Most of all, it seems to be these folks’ fundamental love of the business that brings them back. They are tinkerers, and the beverage business is their workbench – heck, even while still shackled by his non-compete contract after selling Fuze to Coke, Collins had edged back into every conceivable beverage avenue not falling under its restraints, from Argentine wine and Mexican beer, to an agave sweetener.
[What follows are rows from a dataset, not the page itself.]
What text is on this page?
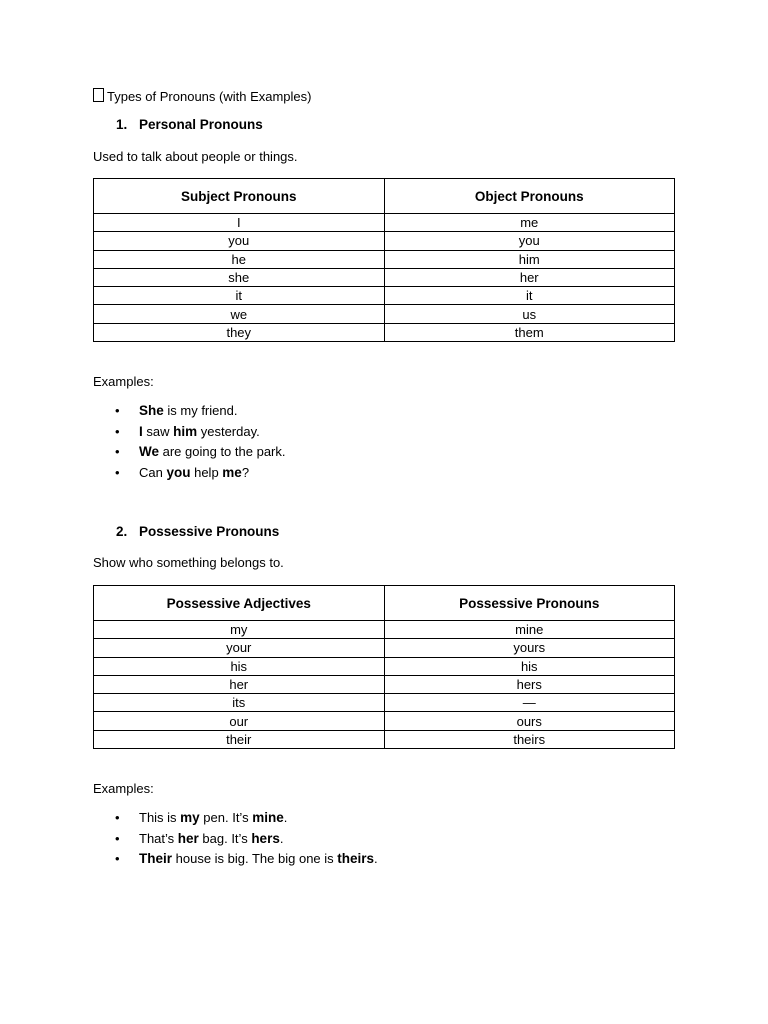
Types of Pronouns (with Examples)
1. Personal Pronouns
Used to talk about people or things.
Subject Pronouns	Object Pronouns
I	me
you	you
he	him
she	her
it	it
we	us
they	them
Examples:
• She is my friend.
• I saw him yesterday.
• We are going to the park.
• Can you help me?
2. Possessive Pronouns
Show who something belongs to.
Possessive Adjectives	Possessive Pronouns
my	mine
your	yours
his	his
her	hers
its	—
our	ours
their	theirs
Examples:
• This is my pen. It’s mine.
• That’s her bag. It’s hers.
• Their house is big. The big one is theirs.
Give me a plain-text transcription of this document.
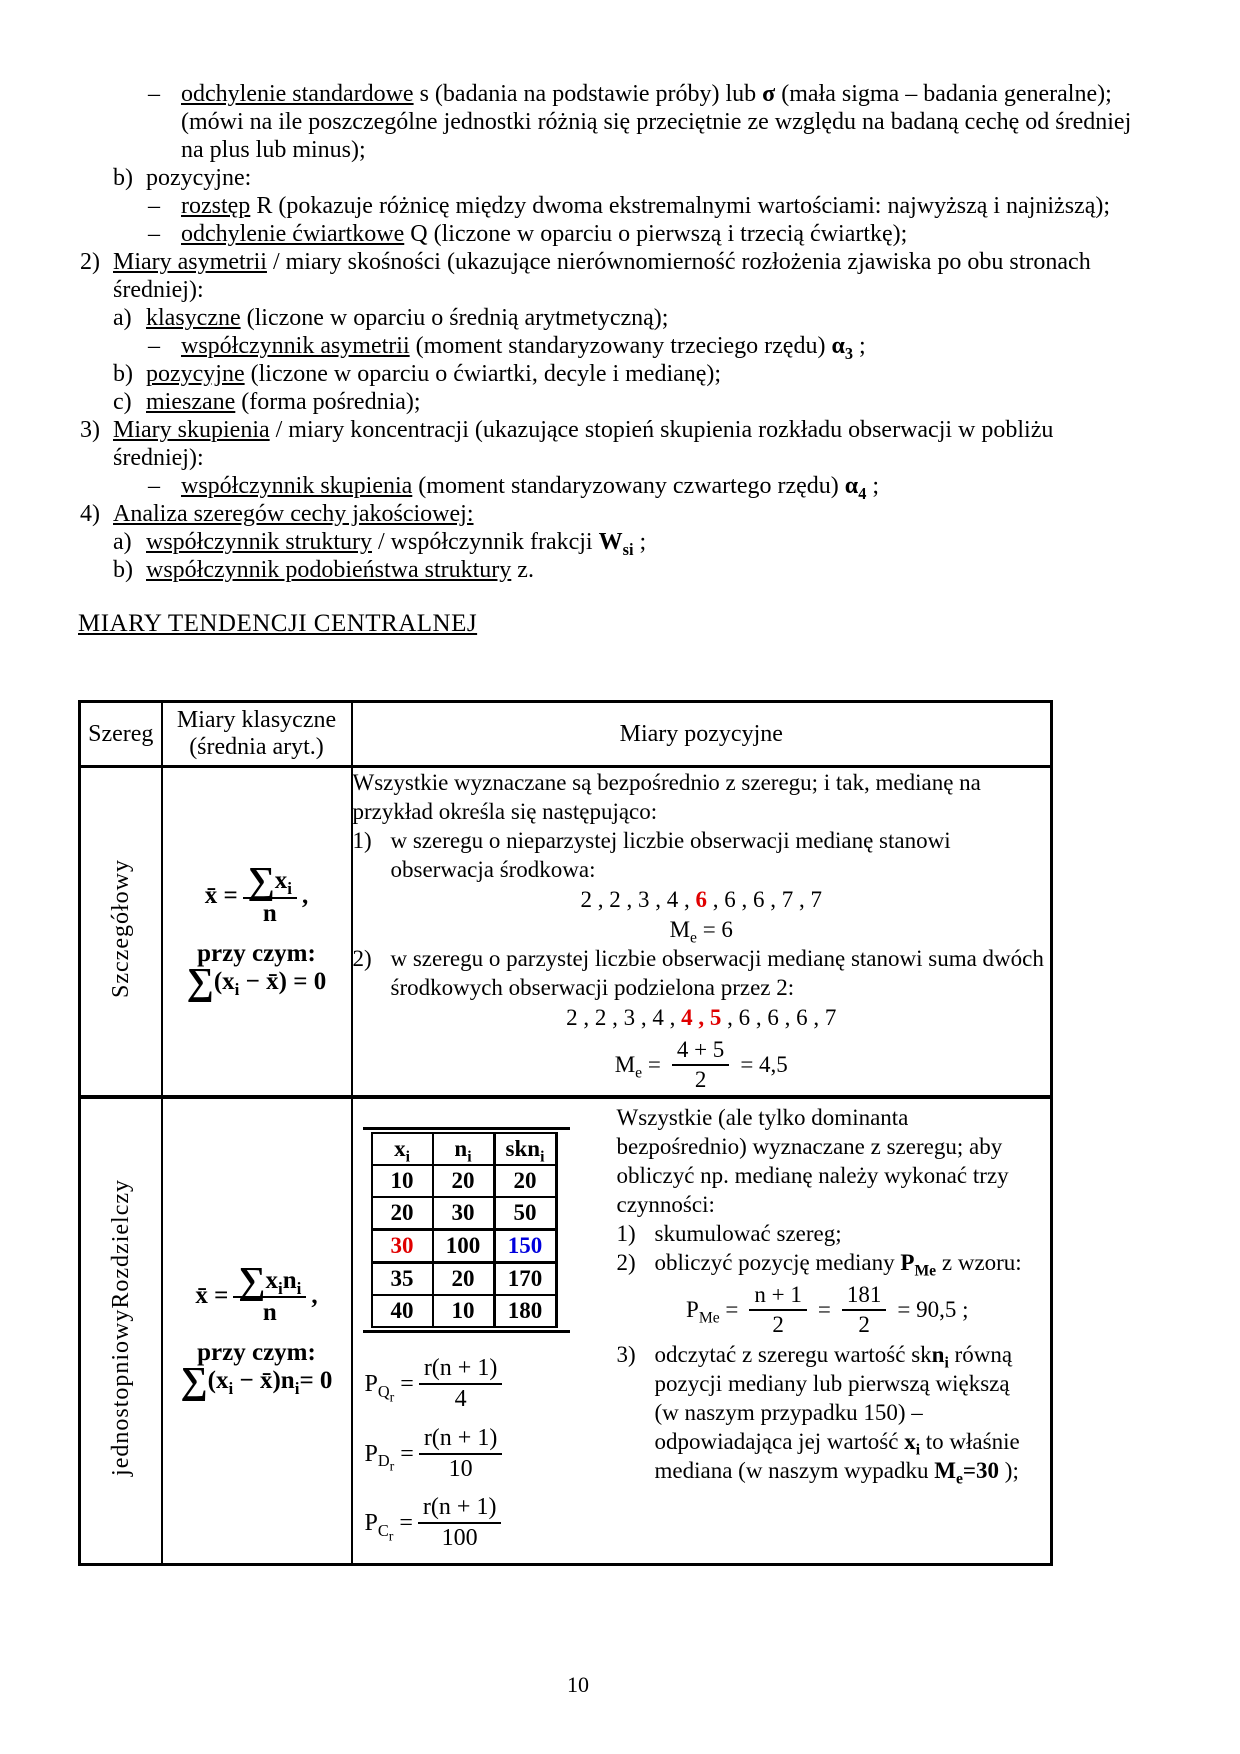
– odchylenie standardowe s (badania na podstawie próby) lub σ (mała sigma – badania generalne); (mówi na ile poszczególne jednostki różnią się przeciętnie ze względu na badaną cechę od średniej na plus lub minus);
b) pozycyjne:
– rozstęp R (pokazuje różnicę między dwoma ekstremalnymi wartościami: najwyższą i najniższą);
– odchylenie ćwiartkowe Q (liczone w oparciu o pierwszą i trzecią ćwiartkę);
2) Miary asymetrii / miary skośności (ukazujące nierównomierność rozłożenia zjawiska po obu stronach średniej):
a) klasyczne (liczone w oparciu o średnią arytmetyczną);
– współczynnik asymetrii (moment standaryzowany trzeciego rzędu) $\alpha_3$ ;
b) pozycyjne (liczone w oparciu o ćwiartki, decyle i medianę);
c) mieszane (forma pośrednia);
3) Miary skupienia / miary koncentracji (ukazujące stopień skupienia rozkładu obserwacji w pobliżu średniej):
– współczynnik skupienia (moment standaryzowany czwartego rzędu) $\alpha_4$ ;
4) Analiza szeregów cechy jakościowej:
a) współczynnik struktury / współczynnik frakcji $W_{si}$ ;
b) współczynnik podobieństwa struktury z.
MIARY TENDENCJI CENTRALNEJ
Szereg	Miary klasyczne (średnia aryt.)	Miary pozycyjne
Szczegółowy	x̄ = $\frac{\sum x_i}{n}$ ,
przy czym:
$\sum(x_i$ − x̄) = 0

Wszystkie wyznaczane są bezpośrednio z szeregu; i tak, medianę na przykład określa się następująco:
1) w szeregu o nieparzystej liczbie obserwacji medianę stanowi obserwacja środkowa:
2 , 2 , 3 , 4 , 6 , 6 , 6 , 7 , 7
$M_e = 6$
2) w szeregu o parzystej liczbie obserwacji medianę stanowi suma dwóch środkowych obserwacji podzielona przez 2:
2 , 2 , 3 , 4 , 4 , 5 , 6 , 6 , 6 , 7
$M_e = \frac{4 + 5}{2} = 4,5$

jednostopniowyRozdzielczy	x̄ = $\frac{\sum x_in_i}{n}$ ,
przy czym:
$\sum(x_i$ − $x̄)n_i= 0$

$x_i$	$n_i$	skn$_i$
10	20	20
20	30	50
30	100	150
35	20	170
40	10	180
$P_{Q_r} = \frac{r(n + 1)}{4}$
$P_{D_r} = \frac{r(n + 1)}{10}$
$P_{C_r} = \frac{r(n + 1)}{100}$
Wszystkie (ale tylko dominanta bezpośrednio) wyznaczane z szeregu; aby obliczyć np. medianę należy wykonać trzy czynności:
1) skumulować szereg;
2) obliczyć pozycję mediany $P_{Me}$ z wzoru:
$P_{Me} = \frac{n + 1}{2} = \frac{181}{2} = 90,5$ ;
3) odczytać z szeregu wartość skn$_i$ równą pozycji mediany lub pierwszą większą (w naszym przypadku 150) – odpowiadająca jej wartość $x_i$ to właśnie mediana (w naszym wypadku $M_e=30$ );
10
To me, their presence is a great thing for beverage innovation, even if these entrepreneurs rarely come close to repeating their initial success on the same scale. After all, these guys – as opposed to the carpetbaggers – know the ropes, and delight in the incremental improvements that can make the difference. They also have access to capital, and their reputation wins them a hearing with distributors and retailers that first-timers may not get. (I long ago learned to take with a grain of salt distributors’ avowals that they’ll “never take another product from that jerk!” referring to an entrepreneur whose last brand jilted them for the Coke or Pepsi system.)

As I suggested, there’s no guarantee that they will figure it out. But like Brenner, diligently patrolling his new coffee-and-chocolate emporium, they seem to have mastered that difficult balance between maintaining conviction about what they’re doing, and still being open to questioning every aspect of their creation. Of course, once in a while the returning hero really is just coasting – delegating the grunt work, generally being a tourist. Stay away from those brands!

And if the new brand doesn’t work? Well then, at least we plodders get to take solace that maybe they’re not such geniuses after all. We can indulge in the guilty pleasure of schadenfreude as we watch them struggle. “I never really liked that jerk,” we can go around telling our friends.